Akademik Veri Yönetim Sistemi
Journal of Building Pathology and Rehabilitation, cilt.10, sa.2, 2025 (Scopus)
The study focused on integrating polyvinyl chloride (PVC) waste into plaster mortar composite (PMC) to assess its impact on hygrothermal performance. It included two analyses. The first involved laboratory experiments that developed eight PMC formulations with varying PVC waste proportions. These formulations underwent testing for dry density, mechanical properties, thermal characteristics, and hygrothermal performance in controlled compartments. Results showed a significant decrease in mechanical resistance with increasing PVC content; however, all formulations met minimum standards.

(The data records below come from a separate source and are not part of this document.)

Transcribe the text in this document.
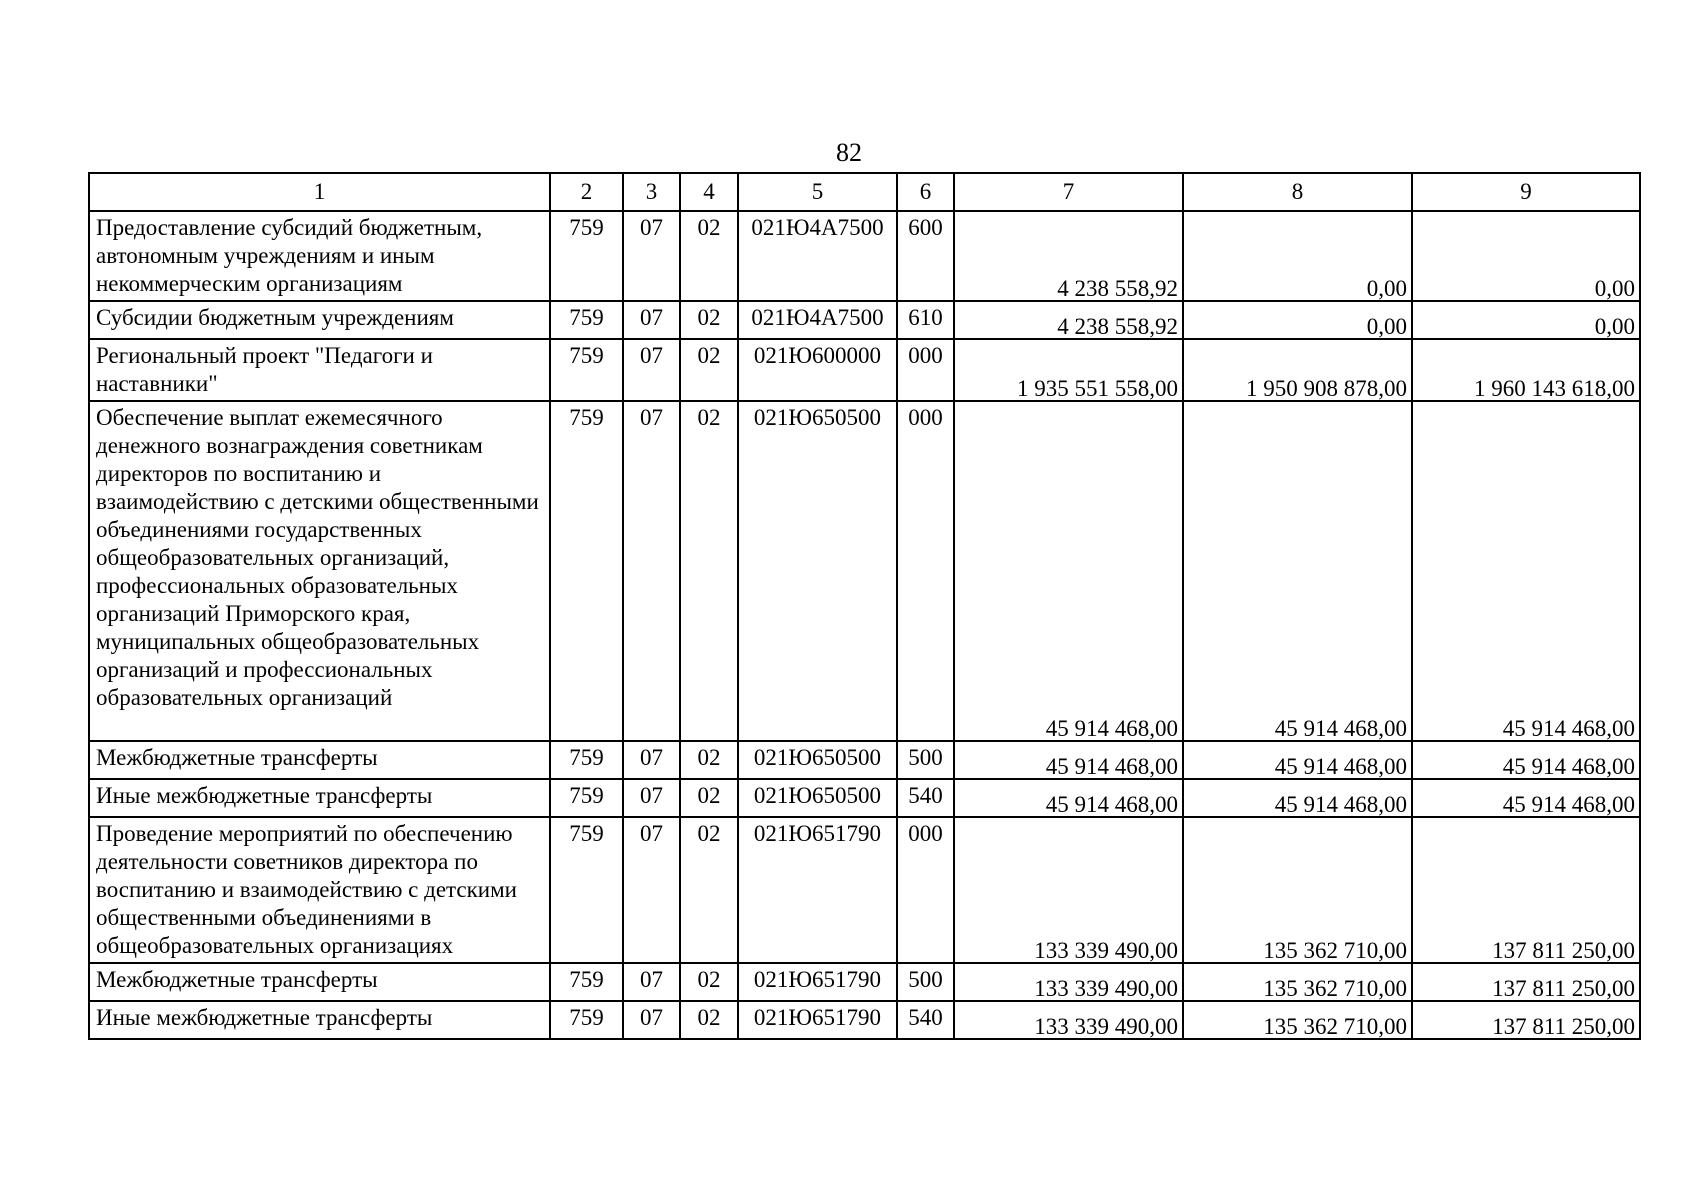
82
1	2	3	4	5	6	7	8	9
Предоставление субсидий бюджетным, автономным учреждениям и иным некоммерческим организациям	759	07	02	021Ю4А7500	600	4 238 558,92	0,00	0,00
Субсидии бюджетным учреждениям	759	07	02	021Ю4А7500	610	4 238 558,92	0,00	0,00
Региональный проект "Педагоги и наставники"	759	07	02	021Ю600000	000	1 935 551 558,00	1 950 908 878,00	1 960 143 618,00
Обеспечение выплат ежемесячного денежного вознаграждения советникам директоров по воспитанию и взаимодействию с детскими общественными объединениями государственных общеобразовательных организаций, профессиональных образовательных организаций Приморского края, муниципальных общеобразовательных организаций и профессиональных образовательных организаций	759	07	02	021Ю650500	000	45 914 468,00	45 914 468,00	45 914 468,00
Межбюджетные трансферты	759	07	02	021Ю650500	500	45 914 468,00	45 914 468,00	45 914 468,00
Иные межбюджетные трансферты	759	07	02	021Ю650500	540	45 914 468,00	45 914 468,00	45 914 468,00
Проведение мероприятий по обеспечению деятельности советников директора по воспитанию и взаимодействию с детскими общественными объединениями в общеобразовательных организациях	759	07	02	021Ю651790	000	133 339 490,00	135 362 710,00	137 811 250,00
Межбюджетные трансферты	759	07	02	021Ю651790	500	133 339 490,00	135 362 710,00	137 811 250,00
Иные межбюджетные трансферты	759	07	02	021Ю651790	540	133 339 490,00	135 362 710,00	137 811 250,00
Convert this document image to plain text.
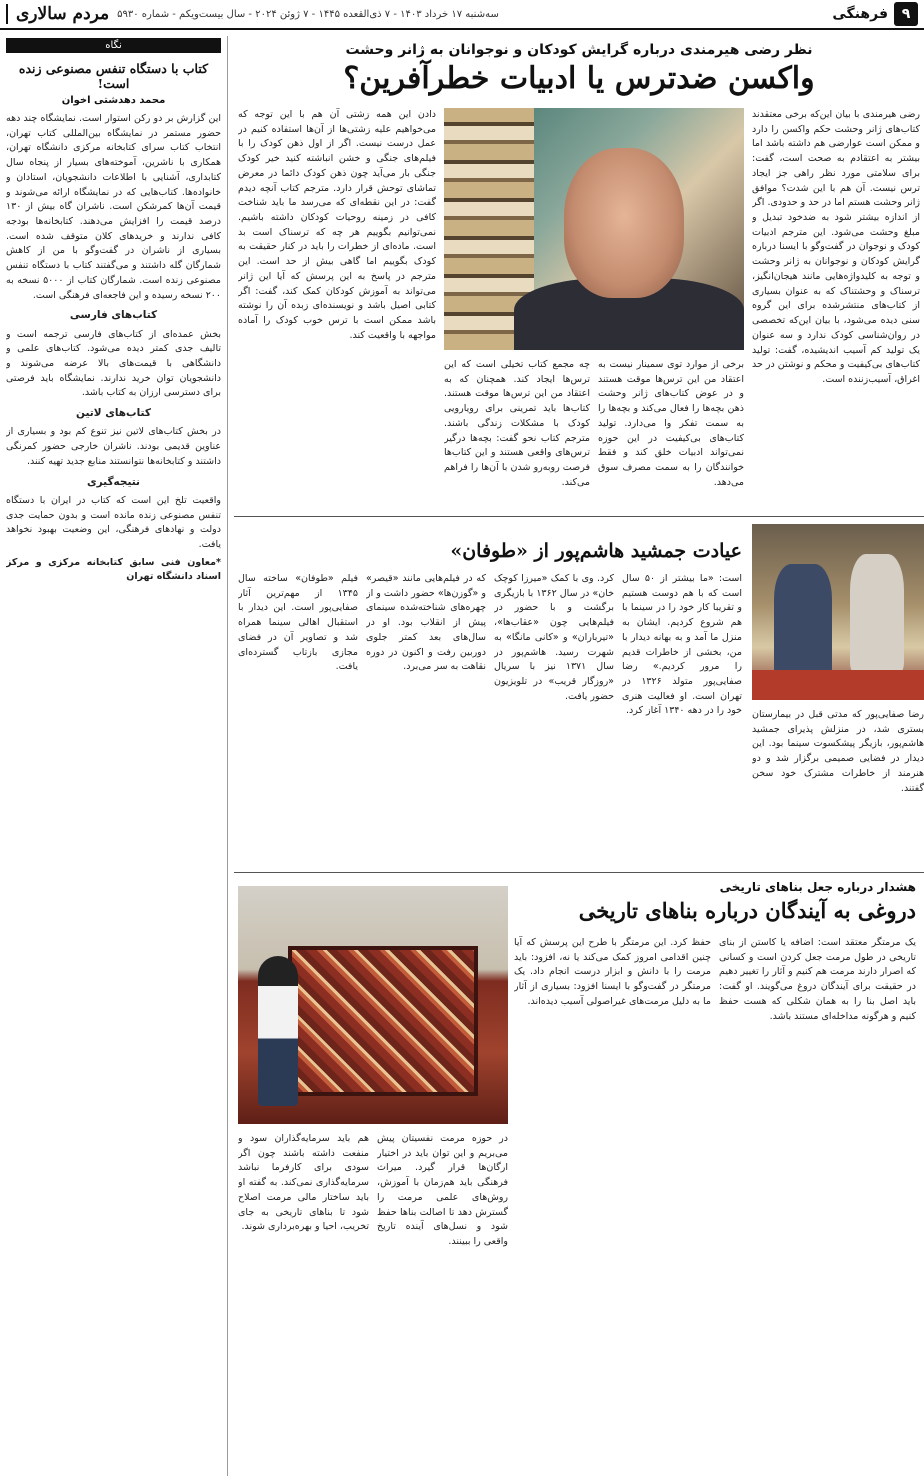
۹
فرهنگی
سه‌شنبه ۱۷ خرداد ۱۴۰۳ - ۷ ذی‌القعده ۱۴۴۵ - ۷ ژوئن ۲۰۲۴ - سال بیست‌ویکم - شماره ۵۹۳۰
مردم سالاری
نظر رضی هیرمندی درباره گرایش کودکان و نوجوانان به ژانر وحشت
واکسن ضدترس یا ادبیات خطرآفرین؟
رضی هیرمندی با بیان این‌که برخی معتقدند کتاب‌های ژانر وحشت حکم واکسن را دارد و ممکن است عوارضی هم داشته باشد اما بیشتر به اعتقادم به صحت است، گفت: برای سلامتی مورد نظر راهی جز ایجاد ترس نیست. آن هم با این شدت؟ موافق ژانر وحشت هستم اما در حد و حدودی. اگر از اندازه بیشتر شود به ضدخود تبدیل و مبلغ وحشت می‌شود. این مترجم ادبیات کودک و نوجوان در گفت‌وگو با ایسنا درباره گرایش کودکان و نوجوانان به ژانر وحشت و توجه به کلیدواژه‌هایی مانند هیجان‌انگیز، ترسناک و وحشتناک که به عنوان بسیاری از کتاب‌های منتشرشده برای این گروه سنی دیده می‌شود، با بیان این‌که تخصصی در روان‌شناسی کودک ندارد و سه عنوان یک تولید کم آسیب اندیشیده، گفت: تولید کتاب‌های بی‌کیفیت و محکم و نوشتن در حد اغراق، آسیب‌زننده است.
برخی از موارد توی سمینار نیست به اعتقاد من این ترس‌ها موقت هستند و در عوض کتاب‌های ژانر وحشت ذهن بچه‌ها را فعال می‌کند و بچه‌ها را به سمت تفکر وا می‌دارد. تولید کتاب‌های بی‌کیفیت در این حوزه نمی‌تواند ادبیات خلق کند و فقط خوانندگان را به سمت مصرف سوق می‌دهد.
چه مجمع کتاب تخیلی است که این ترس‌ها ایجاد کند. همچنان که به اعتقاد من این ترس‌ها موقت هستند. کتاب‌ها باید تمرینی برای رویارویی کودک با مشکلات زندگی باشند. مترجم کتاب نحو گفت: بچه‌ها درگیر ترس‌های واقعی هستند و این کتاب‌ها فرصت روبه‌رو شدن با آن‌ها را فراهم می‌کند.
دادن این همه زشتی آن هم با این توجه که می‌خواهیم علیه زشتی‌ها از آن‌ها استفاده کنیم در عمل درست نیست. اگر از اول ذهن کودک را با فیلم‌های جنگی و خشن انباشته کنید خیر کودک جنگی بار می‌آید چون ذهن کودک دائما در معرض تماشای توحش قرار دارد. مترجم کتاب آنچه دیدم گفت: در این نقطه‌ای که می‌رسد ما باید شناخت کافی در زمینه روحیات کودکان داشته باشیم. نمی‌توانیم بگوییم هر چه که ترسناک است بد است. ماده‌ای از خطرات را باید در کنار حقیقت به کودک بگوییم اما گاهی بیش از حد است. این مترجم در پاسخ به این پرسش که آیا این ژانر می‌تواند به آموزش کودکان کمک کند، گفت: اگر کتابی اصیل باشد و نویسنده‌ای زبده آن را نوشته باشد ممکن است با ترس خوب کودک را آماده مواجهه با واقعیت کند.
رضا صفایی‌پور که مدتی قبل در بیمارستان بستری شد، در منزلش پذیرای جمشید هاشم‌پور، بازیگر پیشکسوت سینما بود. این دیدار در فضایی صمیمی برگزار شد و دو هنرمند از خاطرات مشترک خود سخن گفتند.
عیادت جمشید هاشم‌پور از «طوفان»
است: «ما بیشتر از ۵۰ سال است که با هم دوست هستیم و تقریبا کار خود را در سینما با هم شروع کردیم. ایشان به منزل ما آمد و به بهانه دیدار با من، بخشی از خاطرات قدیم را مرور کردیم.» رضا صفایی‌پور متولد ۱۳۲۶ در تهران است. او فعالیت هنری خود را در دهه ۱۳۴۰ آغاز کرد.
کرد. وی با کمک «میرزا کوچک خان» در سال ۱۳۶۲ با بازیگری برگشت و با حضور در فیلم‌هایی چون «عقاب‌ها»، «تیرباران» و «کانی مانگا» به شهرت رسید. هاشم‌پور در سال ۱۳۷۱ نیز با سریال «روزگار قریب» در تلویزیون حضور یافت.
که در فیلم‌هایی مانند «قیصر» و «گوزن‌ها» حضور داشت و از چهره‌های شناخته‌شده سینمای پیش از انقلاب بود. او در سال‌های بعد کمتر جلوی دوربین رفت و اکنون در دوره نقاهت به سر می‌برد.
فیلم «طوفان» ساخته سال ۱۳۴۵ از مهم‌ترین آثار صفایی‌پور است. این دیدار با استقبال اهالی سینما همراه شد و تصاویر آن در فضای مجازی بازتاب گسترده‌ای یافت.
هشدار درباره جعل بناهای تاریخی
دروغی به آیندگان درباره بناهای تاریخی
یک مرمتگر معتقد است: اضافه یا کاستن از بنای تاریخی در طول مرمت جعل کردن است و کسانی که اصرار دارند مرمت هم کنیم و آثار را تغییر دهیم در حقیقت برای آیندگان دروغ می‌گویند. او گفت: باید اصل بنا را به همان شکلی که هست حفظ کنیم و هرگونه مداخله‌ای مستند باشد.
حفظ کرد. این مرمتگر با طرح این پرسش که آیا چنین اقدامی امروز کمک می‌کند یا نه، افزود: باید مرمت را با دانش و ابزار درست انجام داد. یک مرمتگر در گفت‌وگو با ایسنا افزود: بسیاری از آثار ما به دلیل مرمت‌های غیراصولی آسیب دیده‌اند.
در حوزه مرمت نفسیتان پیش می‌بریم و این توان باید در اختیار ارگان‌ها قرار گیرد. میراث فرهنگی باید هم‌زمان با آموزش، روش‌های علمی مرمت را گسترش دهد تا اصالت بناها حفظ شود و نسل‌های آینده تاریخ واقعی را ببینند.
هم باید سرمایه‌گذاران سود و منفعت داشته باشند چون اگر سودی برای کارفرما نباشد سرمایه‌گذاری نمی‌کند. به گفته او باید ساختار مالی مرمت اصلاح شود تا بناهای تاریخی به جای تخریب، احیا و بهره‌برداری شوند.
نگاه
کتاب با دستگاه تنفس مصنوعی زنده است!
محمد دهدشتی اخوان

این گزارش بر دو رکن استوار است. نمایشگاه چند دهه حضور مستمر در نمایشگاه بین‌المللی کتاب تهران، انتخاب کتاب سرای کتابخانه مرکزی دانشگاه تهران، همکاری با ناشرین، آموخته‌های بسیار از پنجاه سال کتابداری، آشنایی با اطلاعات دانشجویان، استادان و خانواده‌ها. کتاب‌هایی که در نمایشگاه ارائه می‌شوند و قیمت آن‌ها کمرشکن است. ناشران گاه بیش از ۱۳۰ درصد قیمت را افزایش می‌دهند. کتابخانه‌ها بودجه کافی ندارند و خریدهای کلان متوقف شده است. بسیاری از ناشران در گفت‌وگو با من از کاهش شمارگان گله داشتند و می‌گفتند کتاب با دستگاه تنفس مصنوعی زنده است. شمارگان کتاب از ۵۰۰۰ نسخه به ۲۰۰ نسخه رسیده و این فاجعه‌ای فرهنگی است.

کتاب‌های فارسی

بخش عمده‌ای از کتاب‌های فارسی ترجمه است و تالیف جدی کمتر دیده می‌شود. کتاب‌های علمی و دانشگاهی با قیمت‌های بالا عرضه می‌شوند و دانشجویان توان خرید ندارند. نمایشگاه باید فرصتی برای دسترسی ارزان به کتاب باشد.

کتاب‌های لاتین

در بخش کتاب‌های لاتین نیز تنوع کم بود و بسیاری از عناوین قدیمی بودند. ناشران خارجی حضور کمرنگی داشتند و کتابخانه‌ها نتوانستند منابع جدید تهیه کنند.

نتیجه‌گیری

واقعیت تلخ این است که کتاب در ایران با دستگاه تنفس مصنوعی زنده مانده است و بدون حمایت جدی دولت و نهادهای فرهنگی، این وضعیت بهبود نخواهد یافت.

*معاون فنی سابق کتابخانه مرکزی و مرکز اسناد دانشگاه تهران
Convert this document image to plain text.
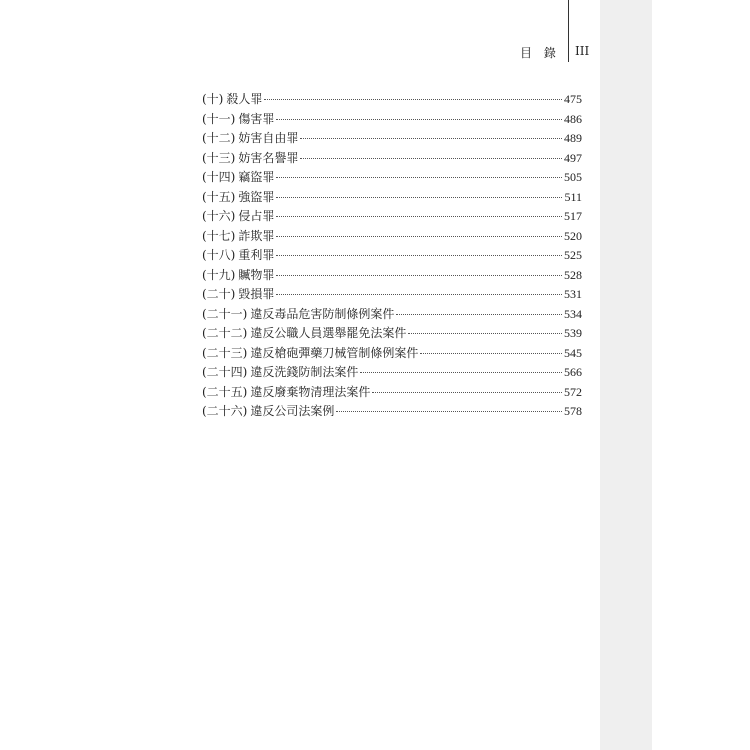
目 錄 III
(十) 殺人罪	475
(十一) 傷害罪	486
(十二) 妨害自由罪	489
(十三) 妨害名譽罪	497
(十四) 竊盜罪	505
(十五) 強盜罪	511
(十六) 侵占罪	517
(十七) 詐欺罪	520
(十八) 重利罪	525
(十九) 贓物罪	528
(二十) 毀損罪	531
(二十一) 違反毒品危害防制條例案件	534
(二十二) 違反公職人員選舉罷免法案件	539
(二十三) 違反槍砲彈藥刀械管制條例案件	545
(二十四) 違反洗錢防制法案件	566
(二十五) 違反廢棄物清理法案件	572
(二十六) 違反公司法案例	578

The thermal properties improved as the addition of PVC reduced the material's weight and enhanced thermal insulation. Furthermore, in the hygrothermal performance tests, after six hours of heating at 42°C and 40% relative humidity, the PMC formulation containing 140% PVC waste exhibited a temperature reduction of 2.2°C, suggesting an improvement in thermal insulation. Additionally, measurements of internal moisture content indicated that humidity reached 72% after six hours in the PMC panel. However, with the inclusion of 140% PVC waste, the moisture level decreased to 61%, demonstrating an improvement in moisture regulation. The second analysis employed numerical methods, utilizing a finite element model that aligned closely with experimental results, with relative errors in temperature and humidity below 3% and 5.3%, respectively. This analysis compared two hollow brick walls: one with PMC and the other with PMCPVC140. The PMCPVC140 wall exhibited enhanced thermal stability, resulting in a 10% reduction in heat flow compared to the PMC wall. This research highlighted the potential of utilizing PVC waste to enhance building materials while promoting sustainability through waste reuse.